On May 24, Moody’s downgraded its rating of China’s long-term local currency and foreign currency credit from Aa3 to A1, citing rising debt levels and slower economic growth. The credit rating is a measure of a government’s ability to repay its debt.
Despite the downgrade, Moody’s also issued a stable outlook on China, citing the country’s resilience to external conditions and expressing hopes for a financial reform in the near future.
While it is unlikely that China will experience an economic meltdown, other countries would be hurt by reduced trade rather than financial ties with the country if it happened, according to Duggar.
Nicholas Lardy, a Chinese economy expert at the Peterson Institute of International Economics, also cautioned against oversimplifying the diverse array of data that define China’s credit risk.
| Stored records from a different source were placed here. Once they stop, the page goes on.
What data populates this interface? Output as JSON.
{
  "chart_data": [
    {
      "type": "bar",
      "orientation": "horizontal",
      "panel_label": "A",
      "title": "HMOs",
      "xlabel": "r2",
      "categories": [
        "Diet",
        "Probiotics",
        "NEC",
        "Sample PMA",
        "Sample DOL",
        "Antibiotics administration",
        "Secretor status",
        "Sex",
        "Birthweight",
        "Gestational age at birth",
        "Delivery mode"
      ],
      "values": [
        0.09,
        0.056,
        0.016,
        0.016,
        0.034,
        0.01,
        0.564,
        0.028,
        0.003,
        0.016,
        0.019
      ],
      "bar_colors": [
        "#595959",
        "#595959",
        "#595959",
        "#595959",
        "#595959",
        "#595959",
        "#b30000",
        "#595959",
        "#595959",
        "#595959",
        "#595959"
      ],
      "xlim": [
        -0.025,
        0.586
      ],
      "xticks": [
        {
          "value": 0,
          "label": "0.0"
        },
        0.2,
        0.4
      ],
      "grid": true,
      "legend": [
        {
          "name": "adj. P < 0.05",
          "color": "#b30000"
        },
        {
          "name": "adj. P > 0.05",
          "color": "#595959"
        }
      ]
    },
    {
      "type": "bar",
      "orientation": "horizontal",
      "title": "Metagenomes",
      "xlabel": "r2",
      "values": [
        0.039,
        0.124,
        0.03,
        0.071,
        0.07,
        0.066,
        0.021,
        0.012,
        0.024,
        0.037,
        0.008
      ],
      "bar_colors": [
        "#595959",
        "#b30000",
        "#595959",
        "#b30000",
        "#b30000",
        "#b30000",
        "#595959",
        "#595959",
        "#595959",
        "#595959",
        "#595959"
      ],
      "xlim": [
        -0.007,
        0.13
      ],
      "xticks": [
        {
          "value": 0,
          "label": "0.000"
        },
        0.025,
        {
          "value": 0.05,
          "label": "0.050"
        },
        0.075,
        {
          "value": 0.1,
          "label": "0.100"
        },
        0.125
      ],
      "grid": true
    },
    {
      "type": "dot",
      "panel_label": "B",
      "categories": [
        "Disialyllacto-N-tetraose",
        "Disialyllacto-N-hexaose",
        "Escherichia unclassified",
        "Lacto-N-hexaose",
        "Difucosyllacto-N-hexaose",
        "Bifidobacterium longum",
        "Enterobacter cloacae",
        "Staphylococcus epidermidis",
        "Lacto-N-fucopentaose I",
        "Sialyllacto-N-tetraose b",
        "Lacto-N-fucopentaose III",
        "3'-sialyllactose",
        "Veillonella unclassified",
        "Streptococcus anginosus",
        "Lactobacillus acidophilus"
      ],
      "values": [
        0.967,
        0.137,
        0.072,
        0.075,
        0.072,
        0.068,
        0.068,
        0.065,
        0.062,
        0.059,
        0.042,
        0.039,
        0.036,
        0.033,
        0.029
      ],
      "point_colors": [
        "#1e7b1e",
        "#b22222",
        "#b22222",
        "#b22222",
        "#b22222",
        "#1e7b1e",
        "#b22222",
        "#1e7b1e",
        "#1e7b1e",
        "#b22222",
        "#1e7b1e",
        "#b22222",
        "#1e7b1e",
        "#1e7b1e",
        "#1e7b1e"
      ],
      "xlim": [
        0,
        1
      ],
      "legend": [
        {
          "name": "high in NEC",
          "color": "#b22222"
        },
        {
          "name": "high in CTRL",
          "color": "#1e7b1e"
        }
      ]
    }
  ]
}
“The headline numbers are certainly pretty scary, but I think we need to disaggregate,” Lardy said. Lardy used the leverage ratio, which quantifies debt in relation to equity, to illustrate how the Chinese economy is performing.
“If you take the industrial sector, which is not as important as it used to be, and you look at the debt-to-equity ratio over the last decade, it has actually come down,” he said. “It is lower today than it was in 2006.”
He noted that the leverage ratio of state-owned enterprises has risen while that of private companies has dropped, arguing that the real burden of debt lies with the state-owned entities.
Both Duggar and Lardy pointed out that China’s policy of capital control, the government’s relatively small foreign debt, and the lack of securitization in both debt and equity markets make China’s economy less vulnerable to the economic conditions of other countries.
“Moody’s is a little late to the game. As most ratings agencies are, they’re a little late to upgrade or downgrade, much as we saw in the U.S. in 2008,” said Sheldon L. Ray, Jr., a portfolio manager in global equities and bonds who was in the audience at the CSIS event.
“Maybe Moody’s concerns were more relevant in 2015. I’ve come away today a bit more optimistic about China’s economy.”